La CEATE-E adopte ainsi en partie une revendication de Greenpeace, du WWF et de Swissolar. En septembre 2014, ces trois organisations ont déposé une pétition à ce sujet pourvue de plus de 30’000 signatures. Avec cette redevance sur le courant sale, elles demandent que les prix de l’électricité correspondent à ses coûts réels. Le courant sale prétendument meilleur marché ne couvre en réalité pas ses coûts, car la collectivité doit en assumer l’impact  environnemental  et sanitaire.

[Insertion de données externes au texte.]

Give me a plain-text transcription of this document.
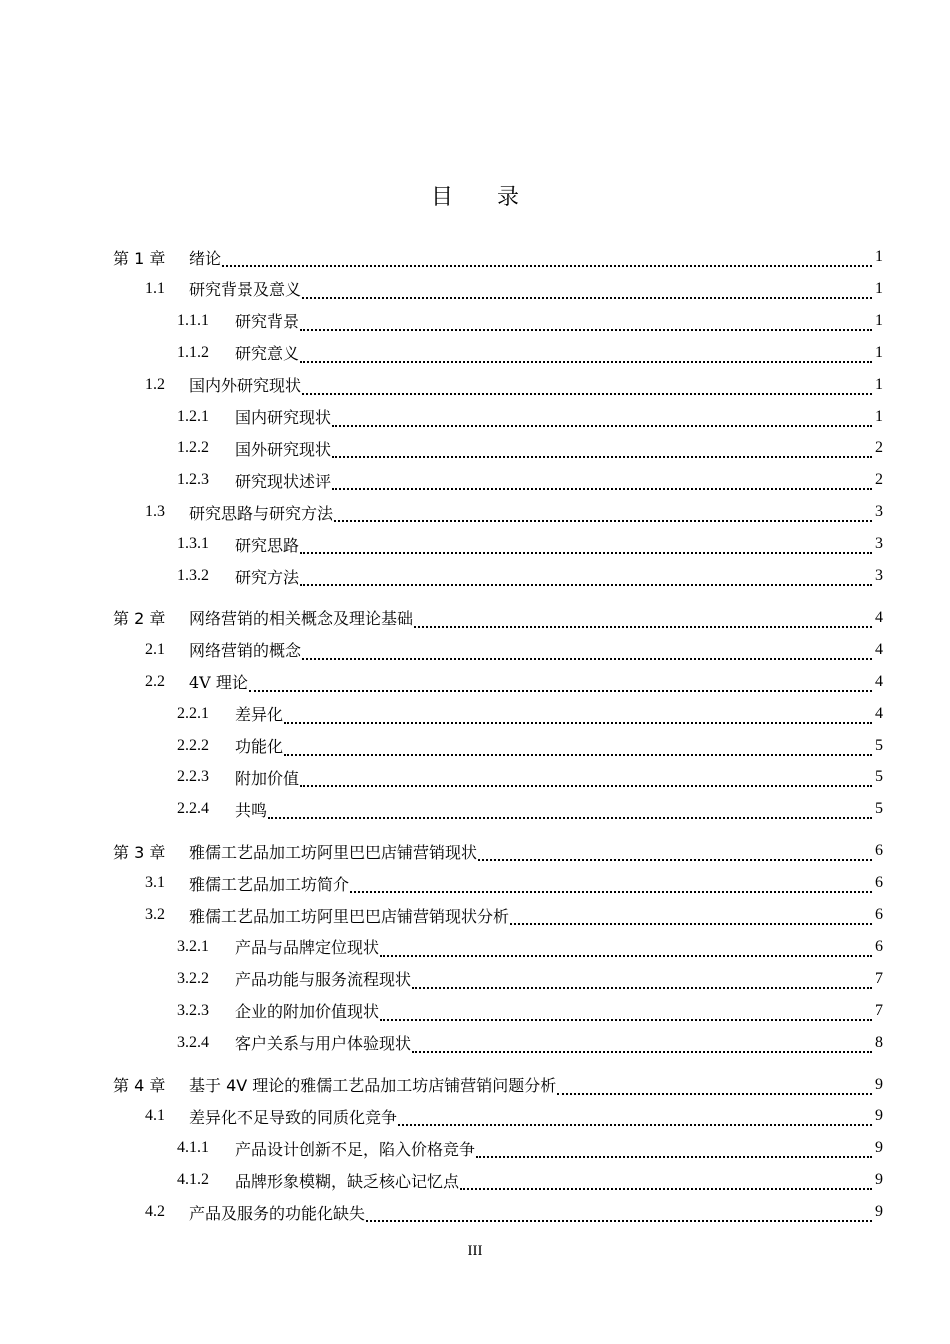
目录
第 1 章	绪论	1
1.1	研究背景及意义	1
1.1.1	研究背景	1
1.1.2	研究意义	1
1.2	国内外研究现状	1
1.2.1	国内研究现状	1
1.2.2	国外研究现状	2
1.2.3	研究现状述评	2
1.3	研究思路与研究方法	3
1.3.1	研究思路	3
1.3.2	研究方法	3
第 2 章	网络营销的相关概念及理论基础	4
2.1	网络营销的概念	4
2.2	4V 理论	4
2.2.1	差异化	4
2.2.2	功能化	5
2.2.3	附加价值	5
2.2.4	共鸣	5
第 3 章	雅儒工艺品加工坊阿里巴巴店铺营销现状	6
3.1	雅儒工艺品加工坊简介	6
3.2	雅儒工艺品加工坊阿里巴巴店铺营销现状分析	6
3.2.1	产品与品牌定位现状	6
3.2.2	产品功能与服务流程现状	7
3.2.3	企业的附加价值现状	7
3.2.4	客户关系与用户体验现状	8
第 4 章	基于 4V 理论的雅儒工艺品加工坊店铺营销问题分析	9
4.1	差异化不足导致的同质化竞争	9
4.1.1	产品设计创新不足，陷入价格竞争	9
4.1.2	品牌形象模糊，缺乏核心记忆点	9
4.2	产品及服务的功能化缺失	9
III
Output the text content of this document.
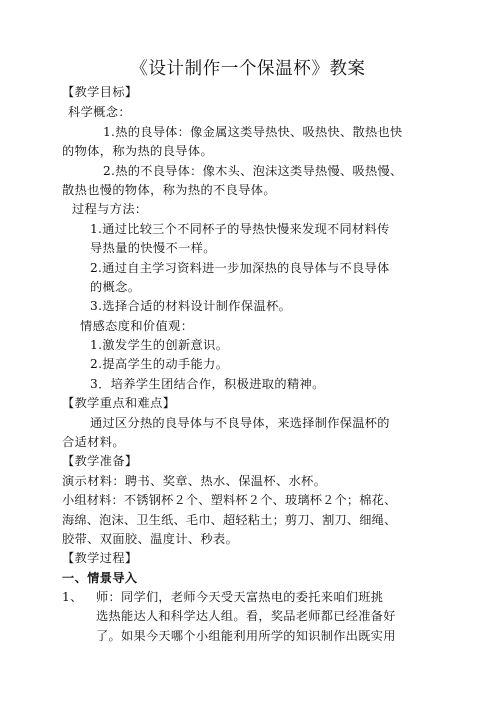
《设计制作一个保温杯》教案
【教学目标】
科学概念：
1.热的良导体：像金属这类导热快、吸热快、散热也快
的物体，称为热的良导体。
2.热的不良导体：像木头、泡沫这类导热慢、吸热慢、
散热也慢的物体，称为热的不良导体。
过程与方法：
1.通过比较三个不同杯子的导热快慢来发现不同材料传
导热量的快慢不一样。
2.通过自主学习资料进一步加深热的良导体与不良导体
的概念。
3.选择合适的材料设计制作保温杯。
情感态度和价值观：
1.激发学生的创新意识。
2.提高学生的动手能力。
3．培养学生团结合作，积极进取的精神。
【教学重点和难点】
通过区分热的良导体与不良导体，来选择制作保温杯的
合适材料。
【教学准备】
演示材料：聘书、奖章、热水、保温杯、水杯。
小组材料：不锈钢杯２个、塑料杯２个、玻璃杯２个；棉花、
海绵、泡沫、卫生纸、毛巾、超轻粘土；剪刀、割刀、细绳、
胶带、双面胶、温度计、秒表。
【教学过程】
一、情景导入
1、 师：同学们，老师今天受天富热电的委托来咱们班挑
选热能达人和科学达人组。看，奖品老师都已经准备好
了。如果今天哪个小组能利用所学的知识制作出既实用
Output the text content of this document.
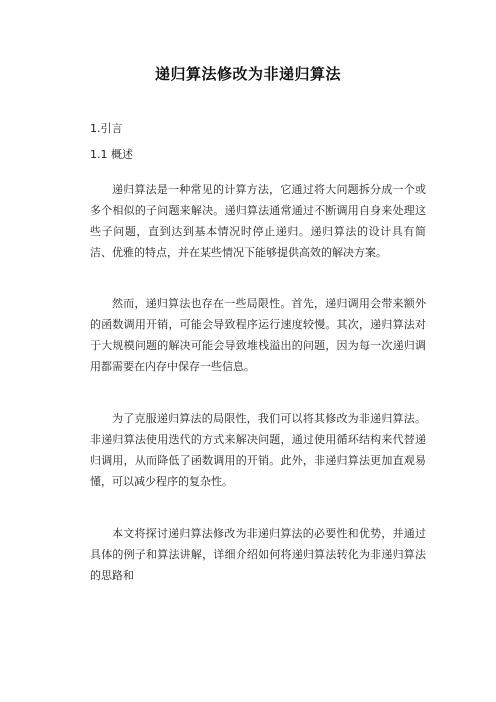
递归算法修改为非递归算法
1.引言
1.1 概述

递归算法是一种常见的计算方法，它通过将大问题拆分成一个或多个相似的子问题来解决。递归算法通常通过不断调用自身来处理这些子问题，直到达到基本情况时停止递归。递归算法的设计具有简洁、优雅的特点，并在某些情况下能够提供高效的解决方案。

然而，递归算法也存在一些局限性。首先，递归调用会带来额外的函数调用开销，可能会导致程序运行速度较慢。其次，递归算法对于大规模问题的解决可能会导致堆栈溢出的问题，因为每一次递归调用都需要在内存中保存一些信息。

为了克服递归算法的局限性，我们可以将其修改为非递归算法。非递归算法使用迭代的方式来解决问题，通过使用循环结构来代替递归调用，从而降低了函数调用的开销。此外，非递归算法更加直观易懂，可以减少程序的复杂性。

本文将探讨递归算法修改为非递归算法的必要性和优势，并通过具体的例子和算法讲解，详细介绍如何将递归算法转化为非递归算法的思路和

Avec sa proposition, la commission montre que la Suisse peut influer sur le type de courant qui approvisionne le marché et qui est consommé ici. Si le courant sale couvrait ses coûts, il serait si cher que personne ne l’achèterait. Une redevance sur le courant sale aiderait par contre les énergies renouvelables indigènes à percer. Dans notre scénario Energy [R]Evolution, nous montrons comment la Suisse peut couvrir sa consommation avec du courant local et propre. Et si cela ne devait pas suffire, il serait possible d’importer de temps en temps du courant propre, et non du courant sale.

Les déchets radioactifs sont aussi sales

En définissant le courant sale, la CEATE-E n’a malheureusement pensé qu’au gaz à effet de serre qu’est le CO2 et complètement ignoré les déchets radioactifs du courant nucléaire. Une grande majorité des habitants de la Suisse est pourtant tout aussi opposée à l’importation de courant nucléaire qu’à celui à base de charbon et souhaite un bouquet électrique renouvelable. Le courant nucléaire ne couvre par ailleurs pas non plus ses vrais coûts, mais en répercute une grande partie sur la collectivité.

Dans les semaines à venir, le Conseil des Etats a la possibilité de corriger le tir. Greenpeace exige des représentants du peuple d’introduire une taxe sur le courant sale à la fois sur le courant d’origine fossile et sur le courant d’origine nucléaire.